Taib, his four children, eight siblings and his first cousin Hamed bin Sepawi have stakes in 332 companies worth several billion US dollars in Malaysia, the report says. “The Taib family’s share in 14 large companies’ net assets alone has been calculated at 1.46 billion US dollars (RM4.6 billion). The three largest Taib family-linked companies are the 84 percent Taib-owned Cahya Mata Sarawak (net assets RM2.4 billion), the 25 percent Taib-owned Custodev Sdn Bhd (net assets RM1.6 billion) and the at least 35 percent Taib-owned Ta Ann Holdings Bhd (net assets: RM1.4 billion).
Cahya Mata Sarawak is a construction conglomerate listed on the Kuala Lumpur stock exchange (KLSE 2852) that has benefited massively from a cement monopoly and from untendered public contracts awarded by the Taib-led Sarawak state government. Ta Ann Holdings Bhd (KLSE 5012), which is chaired by Hamed Sepawi, is an internationally active logging company. Since its foundation in the 1980s, Ta Ann has been granted more than 675,000 hectares of logging and plantation concessions by the Taib government. Privately-held Custodev Sdn Bhd is a Sarawak-based property development company. Achi Jaya Holdings (net assets 550 million Ringgits), which is wholly owned by the Taib family, holds a monopoly over log exports from the timber-rich state.

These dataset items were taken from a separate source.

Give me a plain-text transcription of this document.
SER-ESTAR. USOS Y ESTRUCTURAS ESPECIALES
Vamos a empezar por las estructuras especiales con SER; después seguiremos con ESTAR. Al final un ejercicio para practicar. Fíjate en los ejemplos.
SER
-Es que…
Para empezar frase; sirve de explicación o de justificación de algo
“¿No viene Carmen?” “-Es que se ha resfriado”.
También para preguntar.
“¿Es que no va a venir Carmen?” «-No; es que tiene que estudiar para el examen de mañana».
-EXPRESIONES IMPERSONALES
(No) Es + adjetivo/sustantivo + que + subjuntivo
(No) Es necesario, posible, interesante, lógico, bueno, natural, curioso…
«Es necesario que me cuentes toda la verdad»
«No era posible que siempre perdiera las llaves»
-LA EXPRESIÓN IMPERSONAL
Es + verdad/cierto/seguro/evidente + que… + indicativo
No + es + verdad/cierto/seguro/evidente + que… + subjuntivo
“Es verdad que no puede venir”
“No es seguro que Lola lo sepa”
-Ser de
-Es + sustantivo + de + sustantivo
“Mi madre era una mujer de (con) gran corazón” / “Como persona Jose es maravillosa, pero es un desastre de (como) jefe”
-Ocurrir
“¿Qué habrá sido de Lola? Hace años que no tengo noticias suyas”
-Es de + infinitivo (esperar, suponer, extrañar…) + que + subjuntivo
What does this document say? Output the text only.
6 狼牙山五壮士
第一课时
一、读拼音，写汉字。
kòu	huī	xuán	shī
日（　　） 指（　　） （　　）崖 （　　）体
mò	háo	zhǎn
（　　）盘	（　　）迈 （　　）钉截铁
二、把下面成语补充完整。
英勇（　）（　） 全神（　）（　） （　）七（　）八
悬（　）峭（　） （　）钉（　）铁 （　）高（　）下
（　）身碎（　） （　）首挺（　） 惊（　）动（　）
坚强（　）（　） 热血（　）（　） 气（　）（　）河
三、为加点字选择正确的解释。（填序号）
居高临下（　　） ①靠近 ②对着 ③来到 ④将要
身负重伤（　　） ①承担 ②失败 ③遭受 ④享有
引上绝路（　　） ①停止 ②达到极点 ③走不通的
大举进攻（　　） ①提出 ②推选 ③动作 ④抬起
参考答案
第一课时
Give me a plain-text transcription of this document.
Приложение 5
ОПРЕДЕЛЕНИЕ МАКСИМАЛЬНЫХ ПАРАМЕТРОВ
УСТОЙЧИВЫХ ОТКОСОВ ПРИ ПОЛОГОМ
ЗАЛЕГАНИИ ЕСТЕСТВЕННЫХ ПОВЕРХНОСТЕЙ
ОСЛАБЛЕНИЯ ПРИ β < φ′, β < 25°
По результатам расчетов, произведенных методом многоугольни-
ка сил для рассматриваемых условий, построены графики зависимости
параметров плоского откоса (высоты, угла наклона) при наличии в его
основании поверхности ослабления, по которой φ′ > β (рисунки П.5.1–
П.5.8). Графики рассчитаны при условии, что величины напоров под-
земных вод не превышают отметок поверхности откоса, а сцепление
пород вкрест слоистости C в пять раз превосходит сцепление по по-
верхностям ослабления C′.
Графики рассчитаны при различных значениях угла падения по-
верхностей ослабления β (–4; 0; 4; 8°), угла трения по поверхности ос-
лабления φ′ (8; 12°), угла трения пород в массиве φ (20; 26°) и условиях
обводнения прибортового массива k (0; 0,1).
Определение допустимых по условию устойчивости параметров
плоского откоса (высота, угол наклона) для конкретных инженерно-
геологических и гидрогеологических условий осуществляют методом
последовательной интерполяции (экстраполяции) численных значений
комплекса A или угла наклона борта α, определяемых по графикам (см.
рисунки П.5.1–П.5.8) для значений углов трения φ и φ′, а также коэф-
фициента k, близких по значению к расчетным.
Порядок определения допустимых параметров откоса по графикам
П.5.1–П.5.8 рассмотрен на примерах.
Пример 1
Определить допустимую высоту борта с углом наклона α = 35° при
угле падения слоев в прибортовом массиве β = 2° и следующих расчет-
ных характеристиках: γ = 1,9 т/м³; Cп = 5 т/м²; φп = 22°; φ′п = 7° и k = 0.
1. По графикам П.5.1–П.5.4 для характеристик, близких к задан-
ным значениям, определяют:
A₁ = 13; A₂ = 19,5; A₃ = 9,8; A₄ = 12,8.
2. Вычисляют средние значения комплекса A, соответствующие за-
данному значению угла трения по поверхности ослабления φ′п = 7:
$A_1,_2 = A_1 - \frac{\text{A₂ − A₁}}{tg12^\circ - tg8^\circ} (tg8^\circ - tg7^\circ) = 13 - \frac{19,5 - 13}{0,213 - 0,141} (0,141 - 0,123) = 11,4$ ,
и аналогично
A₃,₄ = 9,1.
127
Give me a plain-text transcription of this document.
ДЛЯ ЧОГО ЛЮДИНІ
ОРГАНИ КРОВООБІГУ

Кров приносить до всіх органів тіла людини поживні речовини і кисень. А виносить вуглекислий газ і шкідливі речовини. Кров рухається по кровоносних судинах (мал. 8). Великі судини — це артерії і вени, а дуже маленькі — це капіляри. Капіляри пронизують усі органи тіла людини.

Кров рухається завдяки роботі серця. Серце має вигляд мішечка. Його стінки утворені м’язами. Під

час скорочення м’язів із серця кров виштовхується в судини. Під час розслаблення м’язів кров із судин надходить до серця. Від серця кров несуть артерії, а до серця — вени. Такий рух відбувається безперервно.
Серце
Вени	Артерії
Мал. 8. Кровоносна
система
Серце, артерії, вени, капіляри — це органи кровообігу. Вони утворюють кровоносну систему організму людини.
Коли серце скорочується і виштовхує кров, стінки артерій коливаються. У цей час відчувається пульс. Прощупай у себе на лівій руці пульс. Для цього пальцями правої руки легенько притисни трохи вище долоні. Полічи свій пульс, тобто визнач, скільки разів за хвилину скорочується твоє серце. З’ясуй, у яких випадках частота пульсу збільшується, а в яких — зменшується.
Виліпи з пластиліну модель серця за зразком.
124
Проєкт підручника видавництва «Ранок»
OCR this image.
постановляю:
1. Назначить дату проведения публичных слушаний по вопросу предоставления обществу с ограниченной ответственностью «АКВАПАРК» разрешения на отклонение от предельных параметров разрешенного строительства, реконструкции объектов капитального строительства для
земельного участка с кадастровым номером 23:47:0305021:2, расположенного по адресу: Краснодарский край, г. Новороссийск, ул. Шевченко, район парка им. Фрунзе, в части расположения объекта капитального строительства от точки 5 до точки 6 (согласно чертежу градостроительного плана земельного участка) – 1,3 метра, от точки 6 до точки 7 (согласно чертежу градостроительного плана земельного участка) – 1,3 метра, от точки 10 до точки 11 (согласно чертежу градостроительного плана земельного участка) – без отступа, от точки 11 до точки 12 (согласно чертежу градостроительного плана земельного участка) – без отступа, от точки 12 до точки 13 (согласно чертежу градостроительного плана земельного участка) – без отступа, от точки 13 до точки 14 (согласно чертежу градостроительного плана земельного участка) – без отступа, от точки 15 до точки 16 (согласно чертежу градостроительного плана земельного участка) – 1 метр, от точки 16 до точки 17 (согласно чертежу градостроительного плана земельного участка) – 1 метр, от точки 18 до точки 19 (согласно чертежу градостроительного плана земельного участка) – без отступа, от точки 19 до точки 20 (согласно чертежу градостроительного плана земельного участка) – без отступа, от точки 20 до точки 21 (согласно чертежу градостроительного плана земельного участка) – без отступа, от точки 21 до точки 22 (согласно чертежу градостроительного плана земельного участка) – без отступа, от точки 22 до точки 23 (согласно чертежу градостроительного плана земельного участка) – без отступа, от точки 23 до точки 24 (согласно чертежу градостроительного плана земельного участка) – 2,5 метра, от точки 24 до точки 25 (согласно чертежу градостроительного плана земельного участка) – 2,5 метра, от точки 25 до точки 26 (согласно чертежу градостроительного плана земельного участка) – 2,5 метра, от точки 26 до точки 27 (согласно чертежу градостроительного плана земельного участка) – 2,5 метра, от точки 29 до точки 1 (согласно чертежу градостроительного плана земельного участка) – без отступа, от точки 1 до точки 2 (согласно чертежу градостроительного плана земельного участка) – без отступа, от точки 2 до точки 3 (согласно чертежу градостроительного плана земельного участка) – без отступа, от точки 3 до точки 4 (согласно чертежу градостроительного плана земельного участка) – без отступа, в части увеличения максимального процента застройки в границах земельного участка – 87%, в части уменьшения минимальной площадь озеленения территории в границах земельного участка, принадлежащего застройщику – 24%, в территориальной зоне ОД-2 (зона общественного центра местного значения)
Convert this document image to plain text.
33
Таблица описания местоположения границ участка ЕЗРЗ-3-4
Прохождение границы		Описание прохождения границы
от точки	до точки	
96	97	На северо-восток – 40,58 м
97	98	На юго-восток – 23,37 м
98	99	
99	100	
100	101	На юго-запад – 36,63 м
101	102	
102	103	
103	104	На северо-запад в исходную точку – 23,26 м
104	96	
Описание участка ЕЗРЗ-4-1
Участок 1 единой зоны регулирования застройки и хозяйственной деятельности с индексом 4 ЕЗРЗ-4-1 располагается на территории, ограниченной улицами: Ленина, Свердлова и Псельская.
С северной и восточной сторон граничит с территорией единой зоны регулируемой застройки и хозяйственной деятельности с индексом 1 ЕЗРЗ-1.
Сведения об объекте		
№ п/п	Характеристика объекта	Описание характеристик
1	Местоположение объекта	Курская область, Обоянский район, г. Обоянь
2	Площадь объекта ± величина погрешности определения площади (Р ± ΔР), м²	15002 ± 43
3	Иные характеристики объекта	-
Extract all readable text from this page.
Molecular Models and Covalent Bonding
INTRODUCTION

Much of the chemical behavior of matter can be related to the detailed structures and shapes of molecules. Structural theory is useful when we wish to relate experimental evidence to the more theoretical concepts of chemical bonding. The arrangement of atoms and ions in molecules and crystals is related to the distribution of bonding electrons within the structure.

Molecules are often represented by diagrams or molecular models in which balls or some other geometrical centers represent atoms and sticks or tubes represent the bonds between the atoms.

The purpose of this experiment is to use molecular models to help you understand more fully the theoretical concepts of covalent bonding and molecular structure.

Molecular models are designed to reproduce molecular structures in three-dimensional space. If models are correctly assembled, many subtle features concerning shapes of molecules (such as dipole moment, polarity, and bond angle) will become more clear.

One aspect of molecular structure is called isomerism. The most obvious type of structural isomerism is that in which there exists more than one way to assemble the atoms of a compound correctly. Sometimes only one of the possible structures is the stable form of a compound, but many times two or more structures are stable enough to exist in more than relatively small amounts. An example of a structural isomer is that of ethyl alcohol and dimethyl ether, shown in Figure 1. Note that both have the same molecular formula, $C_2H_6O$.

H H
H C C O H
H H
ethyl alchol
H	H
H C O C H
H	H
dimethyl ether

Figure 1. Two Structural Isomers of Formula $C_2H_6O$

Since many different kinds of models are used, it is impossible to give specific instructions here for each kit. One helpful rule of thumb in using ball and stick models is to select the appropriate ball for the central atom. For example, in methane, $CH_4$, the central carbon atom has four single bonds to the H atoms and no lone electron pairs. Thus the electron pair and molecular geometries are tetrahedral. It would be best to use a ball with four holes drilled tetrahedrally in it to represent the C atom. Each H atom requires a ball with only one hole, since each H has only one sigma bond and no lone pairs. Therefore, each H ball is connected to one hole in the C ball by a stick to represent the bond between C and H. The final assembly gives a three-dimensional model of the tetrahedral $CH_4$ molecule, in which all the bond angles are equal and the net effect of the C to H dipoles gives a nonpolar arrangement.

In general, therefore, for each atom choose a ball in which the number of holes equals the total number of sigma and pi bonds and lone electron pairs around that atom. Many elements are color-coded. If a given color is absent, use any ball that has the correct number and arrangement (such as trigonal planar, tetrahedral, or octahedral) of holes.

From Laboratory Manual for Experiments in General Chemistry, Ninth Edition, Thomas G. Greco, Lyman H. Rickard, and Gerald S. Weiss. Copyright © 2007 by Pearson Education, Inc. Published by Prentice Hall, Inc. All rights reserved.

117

“We consider these corporate interests of the Taib family to be illicit assets”, said Bruno Manser Fund director Lukas Straumann in the prepared release. “There are many clear indications that Taib has abused his public office to build a corruption and fraud-based billion-dollar empire.”
“We are shocked to see that the Taib family has so shamelessly enriched itself while the people of Sarawak have to struggle with widespread poverty and an appalling lack of infrastructure and government services.”
The Bruno Manser Fund called on anti-corruption and anti-money-laundering authorities worldwide to investigate the Taib family’s business activities and freeze Taib family assets in their countries.